The ML.TRANSFORM function is applied to the input data immediately in the example below eliminating the need to compute the scaling parameters using the initial training data. This facilitates the effective repurposing of the modifications for subsequent models, further data scrutiny, and the detection of skew and drift in model monitoring computations.
Preprocessing in modules using TRANSFORM_ONLY models
Make transformation-only models to take reusability to the next level of modularity. This operates like other models by using CREATE MODEL with a TRANSFORM statement and using the variable model_type = TRANSFORM_ONLY. Put otherwise, it produces a model object that only consists of the feature engineering portion of the pipeline. That implies the transform model may be employed to alter inputs of any CREATE MODEL command as well, including registering the model to the Vertex AI Model Registry for usage in ML pipelines outside of BigQuery. For total mobility, the model may also be EXPORTED to GCS.
The TRANSFORM statement is assembled into a model using a standard CREATE MODEL statement. In this instance, all of the imputation processes are saved in one model object, which is capable of remembering the training data’s mean and median values and using them for imputation on subsequent records even during inference time.
Pipelines for features
It is feasible to employ many TRANSFORM_ONLY models in a feature pipeline due to their modularity. The feature pipeline is quite readable because to the BigQuery SQL Query syntax’s WITH clause (CTEs). This concept allows for the easy and flexible use of feature level transformation models, such as feature stores.
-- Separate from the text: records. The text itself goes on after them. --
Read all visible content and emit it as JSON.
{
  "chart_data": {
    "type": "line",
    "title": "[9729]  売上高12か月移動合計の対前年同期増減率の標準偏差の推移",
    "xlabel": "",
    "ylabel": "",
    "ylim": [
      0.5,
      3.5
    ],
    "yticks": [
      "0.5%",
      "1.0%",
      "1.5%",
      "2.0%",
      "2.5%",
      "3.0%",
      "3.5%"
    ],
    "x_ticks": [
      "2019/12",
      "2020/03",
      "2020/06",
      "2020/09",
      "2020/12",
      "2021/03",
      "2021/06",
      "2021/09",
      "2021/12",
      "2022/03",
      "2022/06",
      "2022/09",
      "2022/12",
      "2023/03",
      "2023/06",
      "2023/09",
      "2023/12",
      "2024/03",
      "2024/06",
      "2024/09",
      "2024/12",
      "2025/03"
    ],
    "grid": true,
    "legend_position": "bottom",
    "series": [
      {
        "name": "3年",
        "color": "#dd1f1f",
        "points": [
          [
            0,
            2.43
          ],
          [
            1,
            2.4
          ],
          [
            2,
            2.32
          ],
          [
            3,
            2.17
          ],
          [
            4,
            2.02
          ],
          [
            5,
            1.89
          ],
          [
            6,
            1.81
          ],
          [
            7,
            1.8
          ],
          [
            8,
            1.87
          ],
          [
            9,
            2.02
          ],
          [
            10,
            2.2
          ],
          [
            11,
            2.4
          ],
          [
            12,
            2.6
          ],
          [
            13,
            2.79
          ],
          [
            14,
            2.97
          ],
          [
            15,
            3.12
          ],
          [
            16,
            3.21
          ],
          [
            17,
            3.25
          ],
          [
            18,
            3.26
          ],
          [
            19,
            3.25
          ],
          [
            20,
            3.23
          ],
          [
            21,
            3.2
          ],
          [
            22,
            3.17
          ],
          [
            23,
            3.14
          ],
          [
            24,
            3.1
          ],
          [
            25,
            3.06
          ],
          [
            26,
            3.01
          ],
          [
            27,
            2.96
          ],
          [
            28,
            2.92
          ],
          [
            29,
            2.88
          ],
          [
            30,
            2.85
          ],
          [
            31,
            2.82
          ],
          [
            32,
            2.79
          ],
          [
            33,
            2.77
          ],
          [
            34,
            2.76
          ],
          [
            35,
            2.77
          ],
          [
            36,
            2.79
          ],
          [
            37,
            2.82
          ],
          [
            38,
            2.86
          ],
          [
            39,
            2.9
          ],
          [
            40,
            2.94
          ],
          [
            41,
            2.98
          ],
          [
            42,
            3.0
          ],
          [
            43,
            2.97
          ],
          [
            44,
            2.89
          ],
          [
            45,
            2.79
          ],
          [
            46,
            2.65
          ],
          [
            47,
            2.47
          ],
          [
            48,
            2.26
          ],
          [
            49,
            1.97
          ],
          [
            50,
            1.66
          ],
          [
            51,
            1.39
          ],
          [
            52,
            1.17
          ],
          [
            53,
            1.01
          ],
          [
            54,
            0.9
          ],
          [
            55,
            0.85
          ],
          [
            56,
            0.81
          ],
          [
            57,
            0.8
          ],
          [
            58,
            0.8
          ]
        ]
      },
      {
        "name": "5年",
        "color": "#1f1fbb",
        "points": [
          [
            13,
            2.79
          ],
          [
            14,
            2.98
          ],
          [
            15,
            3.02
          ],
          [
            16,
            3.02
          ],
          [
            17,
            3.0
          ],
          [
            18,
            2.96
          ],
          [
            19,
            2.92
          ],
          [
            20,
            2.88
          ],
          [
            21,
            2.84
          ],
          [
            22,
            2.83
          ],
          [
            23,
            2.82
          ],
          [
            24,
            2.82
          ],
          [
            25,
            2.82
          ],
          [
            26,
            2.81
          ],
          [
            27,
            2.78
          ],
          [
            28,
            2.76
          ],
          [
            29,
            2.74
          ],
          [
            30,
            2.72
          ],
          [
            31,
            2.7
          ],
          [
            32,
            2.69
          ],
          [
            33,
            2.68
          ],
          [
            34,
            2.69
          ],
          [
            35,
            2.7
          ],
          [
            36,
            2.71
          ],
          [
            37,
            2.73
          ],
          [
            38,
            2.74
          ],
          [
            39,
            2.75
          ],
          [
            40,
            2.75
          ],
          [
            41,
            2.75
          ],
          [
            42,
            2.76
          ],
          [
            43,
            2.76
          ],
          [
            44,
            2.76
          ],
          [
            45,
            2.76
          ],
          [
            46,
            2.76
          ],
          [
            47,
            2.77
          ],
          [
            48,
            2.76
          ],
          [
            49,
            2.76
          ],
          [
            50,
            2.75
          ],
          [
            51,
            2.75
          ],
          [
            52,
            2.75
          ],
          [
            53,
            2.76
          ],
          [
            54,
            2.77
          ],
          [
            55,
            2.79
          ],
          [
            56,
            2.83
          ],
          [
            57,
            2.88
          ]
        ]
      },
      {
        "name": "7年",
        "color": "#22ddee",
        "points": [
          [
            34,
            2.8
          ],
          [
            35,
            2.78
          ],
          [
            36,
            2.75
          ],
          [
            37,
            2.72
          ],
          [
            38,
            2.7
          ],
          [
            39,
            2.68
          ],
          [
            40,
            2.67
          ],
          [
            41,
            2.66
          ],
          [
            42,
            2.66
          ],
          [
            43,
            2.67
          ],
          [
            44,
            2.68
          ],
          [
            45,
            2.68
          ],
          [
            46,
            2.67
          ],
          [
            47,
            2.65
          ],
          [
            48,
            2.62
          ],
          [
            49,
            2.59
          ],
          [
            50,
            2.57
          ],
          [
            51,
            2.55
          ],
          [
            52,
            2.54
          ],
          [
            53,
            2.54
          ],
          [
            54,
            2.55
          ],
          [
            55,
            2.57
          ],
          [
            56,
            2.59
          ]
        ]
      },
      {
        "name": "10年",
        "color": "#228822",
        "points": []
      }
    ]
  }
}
Create a TRANSFORM_ONLY model for each of the following features as an illustration of this concept: body_mass_g, culmen_length_mm, culmen_depth_mm, and flipper_length_mm. These are used in this instance to scale columns into features, much like the whole model to first build.
However, there are situations in which models must be employed for purposes other than data warehouse utilization, such as edge applications or internet forecasts. Take note of how the VERTEX_AI_MODEL_ID option was used to build the models above. This indicates that they are almost ready to be deployed to a Vertex AI Prediction Endpoint as they have already been automatically registered in the Vertex AI Model Registry. Additionally, for full mobility, these models, like all BigQuery ML models, may be exported to Cloud Storage using the EXPORT MODEL command.
In summary
Building and maintaining machine learning pipelines and power MLOps may be made simpler with the help of BigQuery ML’s new reusable and modular feature engineering. Modular preprocessing allows you to build transformation-only models that can be exported to Vertex AI or used as building blocks for other models. Feature pipelines in SQL are even made possible by this modularity directly. This may simplify maintenance, avoid training/seving skew, increase accuracy, and save you time.